The “sponge bomb” would prevent soldiers being ambushed as they move further into the network, sealing off gaps through which Hamas could attack.
Contained in a plastic container, the specialist devices have a metal partition separating two liquids. Once this barrier is extracted, the compounds mix as the soldier positions the “bomb” or throws it further ahead.
Specialised teams in the IDF’s engineering corps have been grouped into tunnel reconnaissance units and equipped with ground and aerial sensors, ground penetrating radar and special drilling systems to locate tunnels.
They have also been issued with special equipment to see when underground.
Standard issue night vision goggles need an element of ambient light to work effectively, but with all natural light blocked out when moving underground, troops will rely on thermal technology to see in the total darkness.
Novel radios, optimised for working in the extreme conditions experienced underground, have also been developed.
There are potential complications with the underground arsenal, however. The “sponge bomb” – technically a liquid emulsion – is hazardous to work with, and some Israeli soldiers have lost their sight through mishandling the mixture.

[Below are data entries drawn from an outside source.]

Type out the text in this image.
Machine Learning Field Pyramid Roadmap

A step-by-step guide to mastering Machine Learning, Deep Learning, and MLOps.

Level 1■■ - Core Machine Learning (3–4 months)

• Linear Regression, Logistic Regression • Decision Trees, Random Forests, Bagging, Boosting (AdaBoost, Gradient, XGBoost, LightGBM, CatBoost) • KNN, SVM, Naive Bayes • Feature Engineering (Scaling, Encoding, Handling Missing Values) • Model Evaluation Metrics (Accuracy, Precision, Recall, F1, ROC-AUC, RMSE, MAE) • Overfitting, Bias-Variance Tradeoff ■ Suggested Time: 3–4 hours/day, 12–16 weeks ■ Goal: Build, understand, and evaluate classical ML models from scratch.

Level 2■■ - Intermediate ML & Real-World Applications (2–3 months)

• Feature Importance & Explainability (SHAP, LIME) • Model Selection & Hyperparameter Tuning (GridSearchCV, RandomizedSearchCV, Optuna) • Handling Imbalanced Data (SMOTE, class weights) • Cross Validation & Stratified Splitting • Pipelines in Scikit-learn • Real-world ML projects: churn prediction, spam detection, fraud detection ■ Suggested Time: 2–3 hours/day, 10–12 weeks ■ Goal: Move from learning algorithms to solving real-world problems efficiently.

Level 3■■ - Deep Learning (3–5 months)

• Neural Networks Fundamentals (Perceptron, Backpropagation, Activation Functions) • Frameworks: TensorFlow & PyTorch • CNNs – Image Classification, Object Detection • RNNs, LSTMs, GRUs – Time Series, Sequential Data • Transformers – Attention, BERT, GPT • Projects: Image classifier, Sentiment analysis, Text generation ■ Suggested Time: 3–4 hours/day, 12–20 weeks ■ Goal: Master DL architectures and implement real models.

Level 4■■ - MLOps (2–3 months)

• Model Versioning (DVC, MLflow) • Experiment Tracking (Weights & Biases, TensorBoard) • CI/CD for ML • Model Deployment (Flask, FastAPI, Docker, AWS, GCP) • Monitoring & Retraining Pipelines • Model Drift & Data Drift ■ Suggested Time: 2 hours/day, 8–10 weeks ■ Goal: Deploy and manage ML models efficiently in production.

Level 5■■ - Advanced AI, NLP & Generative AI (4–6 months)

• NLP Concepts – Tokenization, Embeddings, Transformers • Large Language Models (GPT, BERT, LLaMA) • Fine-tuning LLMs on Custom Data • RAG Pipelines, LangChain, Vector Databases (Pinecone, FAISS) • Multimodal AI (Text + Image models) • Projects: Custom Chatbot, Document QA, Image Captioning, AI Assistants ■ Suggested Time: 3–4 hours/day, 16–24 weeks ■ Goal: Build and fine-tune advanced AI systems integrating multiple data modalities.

Israel may also use robots and drones to help when navigating the tunnels – but so far, there have been difficulties operating these underground.
Some of the robots will be controlled by wires spooling out of the rear of the device. Others will rely on standard radio waves, but will need a series of repeater nodes to be dropped off en route as radio signals degrade quickly underground.
Micro-drones for reconnaissance, capable of being held in the palm of a hand, may also be used but will similarly suffer as the radio signal weakens.
The Israel-based Roboteam technology company has developed IRIS, a small, throwable drone that can be driven on large wheels via remote control.
Known by special forces as a “throwbot”, it relays images back to a controller, operating the device from a position of safety.
Some devices can have weapons attached so that if enemy combatants are seen, the controller can detonate explosives.
Alongside the IRIS, it has developed the MTGR, a “micro tactical ground robot” that can climb stairs and is designed to be operated by soldiers in buildings and caves.
John Spencer, a former US major who chairs urban warfare studies at the Modern War Institute at West Point, says subterranean fighting is “more like fighting underwater than fighting in buildings”.
“Nothing that is used on the surface works in the same way or with the same efficiency underground.
“Specialised equipment is needed to see, to breathe, to navigate, to map the space, to communicate and to deploy lethal means.”
Targeting the tunnels risks civilian lives
Hamas has integrated underground warfare into its overall military strategy.
Tunnels, some started decades ago, are no longer just places of refuge or concealment, but are integral parts of a wider plan to prepare the ground for ambushing Israeli forces above.
Many stretch under civilian structures, with entry and exit points in dwellings and other non-military buildings, making it extremely difficult for Israel to attack them without inviting international condemnation.
A “standard” tunnel is about 2m high and 1m wide, which enables them to be built quickly. They are sometimes reinforced with concrete and metal but are not especially sophisticated.
Others however, have power, water and ventilation and are used for command centres and rest stations, weapons storage, infiltration into Israel and routes to secret rocket launching sites.
In some parts there is even thought to be a small rail system for the transportation of weapons and building equipment.
The last major attempt to destroy the system was in 2014’s Operation Protective Edge, but the network has been rebuilt since.
Military commanders in the IDF must decide if they want to render the structures useless, by pouring in concrete for example, as they did with the tunnels dug by Hezbollah in the north of the country.
Alternatively, they may need to keep the structures intact, clearing out Hamas fighters as they move through the system searching for the estimated hostages. The “normal” military responses to tunnels, of using explosives to destroy them or flooding to render them useless, is probably not practical.